Through intelligence connections, details of the plan landed on the radar of Daniel Thorne ’69, co-founder and chairman of the International Wildlife Trust (IWT). The approach IWT takes to combating the causes and effects of wildlife tracking and habitat destruction is a novel one: By working with local governments and U.S. Justice and Treasury Departments and other intelligence groups, it aims to freeze the financial assets of the organized crime groups behind the illegal activity, stopping them in their tracks by cutting off the funding it requires.

Over the next two years, the IWT worked with the U.S. Justice Department and the Congolese government to wrest control from the Congolese players who were spearheading the dam project.

“The [business] guy who was trying to get this project done stood to make $40 million if it happened,” says Thorne. “We were indirectly able to get the U.S. State Department to bar him from doing any business in the United States and his money was basically frozen. Eventually, the project collapsed.”

Thorne’s commitment to the cause isn’t surprising; he’s long found advantages where others have seen upheaval. In the early 1980s, Thorne recognized the coming computer age and plunged himself into the world of finance. He started his own venture capital business, then largely put Wall Street behind him just before the tech bubble burst in 2000.

That only opened the door wider for Thorne’s true passions: conservation and preservation.
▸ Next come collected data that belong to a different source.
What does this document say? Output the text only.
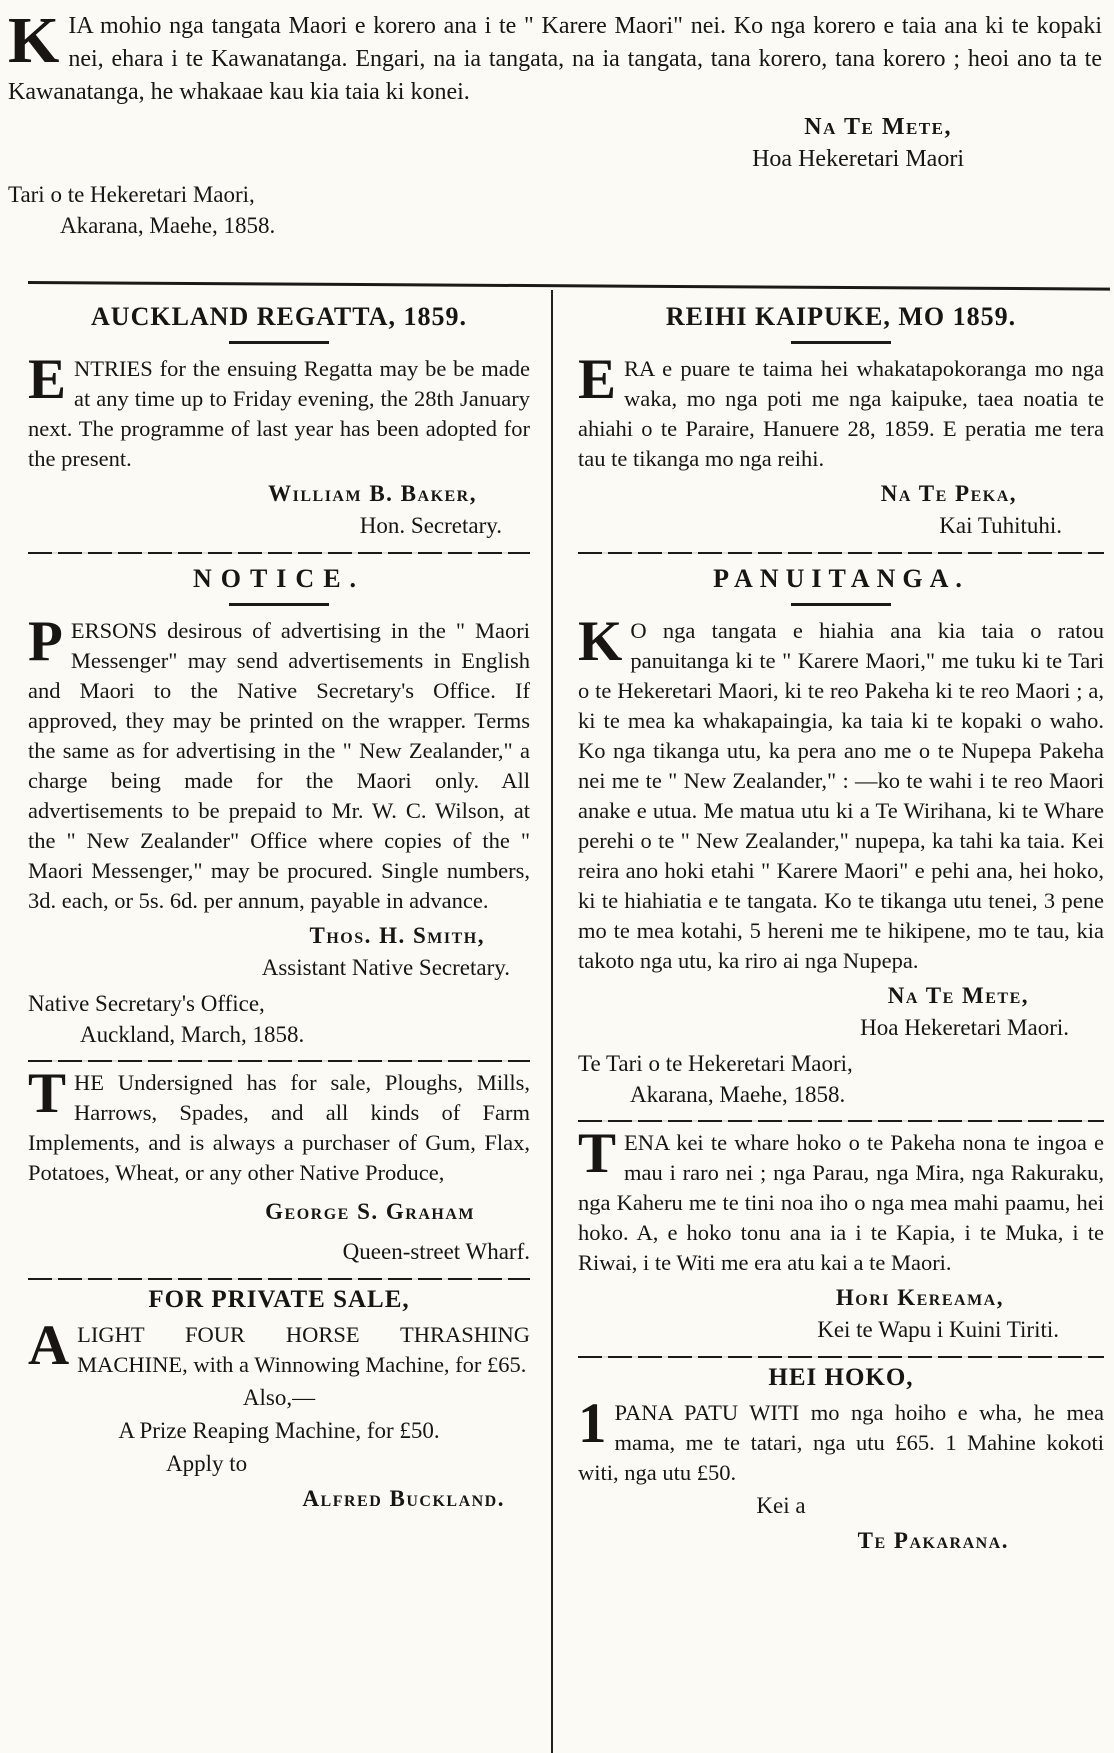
KIA mohio nga tangata Maori e korero ana i te " Karere Maori" nei. Ko nga korero e taia ana ki te kopaki nei, ehara i te Kawanatanga. Engari, na ia tangata, na ia tangata, tana korero, tana korero ; heoi ano ta te Kawanatanga, he whakaae kau kia taia ki konei.

Na Te Mete,
Hoa Hekeretari Maori
Tari o te Hekeretari Maori,
Akarana, Maehe, 1858.
AUCKLAND REGATTA, 1859.

ENTRIES for the ensuing Regatta may be be made at any time up to Friday evening, the 28th January next. The programme of last year has been adopted for the present.

William B. Baker,
Hon. Secretary.
NOTICE.

PERSONS desirous of advertising in the " Maori Messenger" may send advertisements in English and Maori to the Native Secretary's Office. If approved, they may be printed on the wrapper. Terms the same as for advertising in the " New Zealander," a charge being made for the Maori only. All advertisements to be prepaid to Mr. W. C. Wilson, at the " New Zealander" Office where copies of the " Maori Messenger," may be procured. Single numbers, 3d. each, or 5s. 6d. per annum, payable in advance.

Thos. H. Smith,
Assistant Native Secretary.
Native Secretary's Office,
Auckland, March, 1858.

THE Undersigned has for sale, Ploughs, Mills, Harrows, Spades, and all kinds of Farm Implements, and is always a purchaser of Gum, Flax, Potatoes, Wheat, or any other Native Produce,

George S. Graham
Queen-street Wharf.
FOR PRIVATE SALE,

ALIGHT FOUR HORSE THRASHING MACHINE, with a Winnowing Machine, for £65.

Also,—
A Prize Reaping Machine, for £50.
Apply to
Alfred Buckland.
REIHI KAIPUKE, MO 1859.

ERA e puare te taima hei whakatapokoranga mo nga waka, mo nga poti me nga kaipuke, taea noatia te ahiahi o te Paraire, Hanuere 28, 1859. E peratia me tera tau te tikanga mo nga reihi.

Na Te Peka,
Kai Tuhituhi.
PANUITANGA.

K O nga tangata e hiahia ana kia taia o ratou panuitanga ki te " Karere Maori," me tuku ki te Tari o te Hekeretari Maori, ki te reo Pakeha ki te reo Maori ; a, ki te mea ka whakapaingia, ka taia ki te kopaki o waho. Ko nga tikanga utu, ka pera ano me o te Nupepa Pakeha nei me te " New Zealander," : —ko te wahi i te reo Maori anake e utua. Me matua utu ki a Te Wirihana, ki te Whare perehi o te " New Zealander," nupepa, ka tahi ka taia. Kei reira ano hoki etahi " Karere Maori" e pehi ana, hei hoko, ki te hiahiatia e te tangata. Ko te tikanga utu tenei, 3 pene mo te mea kotahi, 5 hereni me te hikipene, mo te tau, kia takoto nga utu, ka riro ai nga Nupepa.

Na Te Mete,
Hoa Hekeretari Maori.
Te Tari o te Hekeretari Maori,
Akarana, Maehe, 1858.

TENA kei te whare hoko o te Pakeha nona te ingoa e mau i raro nei ; nga Parau, nga Mira, nga Rakuraku, nga Kaheru me te tini noa iho o nga mea mahi paamu, hei hoko. A, e hoko tonu ana ia i te Kapia, i te Muka, i te Riwai, i te Witi me era atu kai a te Maori.

Hori Kereama,
Kei te Wapu i Kuini Tiriti.
HEI HOKO,

1 PANA PATU WITI mo nga hoiho e wha, he mea mama, me te tatari, nga utu £65. 1 Mahine kokoti witi, nga utu £50.

Kei a
Te Pakarana.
Over the years, he’s overseen the complete renovation of several large estates, both in the United States and in Portugal, where he spends part of the year, and for a chunk of his life, Thorne served as a trustee for both the Wildlife Conservation Society in New York and the National Trust for Historic Preservation in Washington, D.C. Today, his philanthropic endeavor, the Daniel K. Thorne Foundation, gives grants to organizations in which preservation of built environments and the natural world are their core focus.
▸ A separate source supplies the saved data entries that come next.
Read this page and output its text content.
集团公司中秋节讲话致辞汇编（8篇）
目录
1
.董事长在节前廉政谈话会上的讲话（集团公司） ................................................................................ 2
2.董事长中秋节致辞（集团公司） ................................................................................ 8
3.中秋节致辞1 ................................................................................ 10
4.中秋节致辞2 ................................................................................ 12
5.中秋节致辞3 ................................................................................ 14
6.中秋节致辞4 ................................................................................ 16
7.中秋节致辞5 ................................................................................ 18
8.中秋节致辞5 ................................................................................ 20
A little more than a decade ago, Thorne began laying the groundwork for the IWT. His inspiration came from participating in an investigative company tasked with disrupting New York City’s organized crime activity in the construction business in the early 2000s.

“It struck me as an approach that also could be used to protect wildlife,” says Thorne.
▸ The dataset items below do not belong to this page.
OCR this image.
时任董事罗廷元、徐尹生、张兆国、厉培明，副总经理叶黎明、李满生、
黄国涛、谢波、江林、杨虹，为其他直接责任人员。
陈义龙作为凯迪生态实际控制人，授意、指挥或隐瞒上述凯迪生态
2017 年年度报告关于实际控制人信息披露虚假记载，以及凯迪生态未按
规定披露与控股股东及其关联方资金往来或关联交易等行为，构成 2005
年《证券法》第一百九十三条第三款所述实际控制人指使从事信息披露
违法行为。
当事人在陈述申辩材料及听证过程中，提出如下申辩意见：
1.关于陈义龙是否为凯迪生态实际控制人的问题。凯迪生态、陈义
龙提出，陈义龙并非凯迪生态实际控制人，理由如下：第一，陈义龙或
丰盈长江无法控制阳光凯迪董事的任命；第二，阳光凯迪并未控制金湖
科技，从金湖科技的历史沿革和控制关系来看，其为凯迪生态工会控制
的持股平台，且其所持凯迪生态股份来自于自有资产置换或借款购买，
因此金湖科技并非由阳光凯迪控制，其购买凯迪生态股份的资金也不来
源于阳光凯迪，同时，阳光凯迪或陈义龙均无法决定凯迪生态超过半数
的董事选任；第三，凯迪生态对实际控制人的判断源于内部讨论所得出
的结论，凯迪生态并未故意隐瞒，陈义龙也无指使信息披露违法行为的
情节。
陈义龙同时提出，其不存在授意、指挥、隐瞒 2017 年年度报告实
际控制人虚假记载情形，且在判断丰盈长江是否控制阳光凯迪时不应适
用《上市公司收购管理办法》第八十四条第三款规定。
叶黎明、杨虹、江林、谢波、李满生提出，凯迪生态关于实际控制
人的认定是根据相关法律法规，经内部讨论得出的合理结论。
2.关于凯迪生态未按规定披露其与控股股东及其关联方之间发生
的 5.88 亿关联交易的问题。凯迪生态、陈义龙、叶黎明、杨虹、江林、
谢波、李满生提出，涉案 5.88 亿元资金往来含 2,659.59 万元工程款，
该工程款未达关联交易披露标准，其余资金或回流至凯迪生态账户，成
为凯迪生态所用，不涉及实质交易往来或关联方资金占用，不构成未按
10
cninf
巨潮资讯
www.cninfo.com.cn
IWT’s staff is small but includes several heavy hitters, most notably Bruce Ohr, a former associate deputy attorney general and former director of the U.S. Department of Justice’s Organized Crime Drug Enforcement Task Force, who heads the nonprofit’s operations. Much of its work is centered on toughening local laws on criminal trafficking as well as training judges and prosecutors in the work. Currently, IWT is collaborating with governments in the Congo and Uganda, while also pursuing similar work around South America. Over the coming decade, Thorne hopes to expand IWT’s footprint even further. The responsibility, he says, is too great not to.

“More species have gone extinct in the last 10 years than in the 200 years preceding them,” he says. “We have to do everything we can to save what’s there because once it’s gone, it’s never coming back. That’s a huge loss to the planet and ourselves.”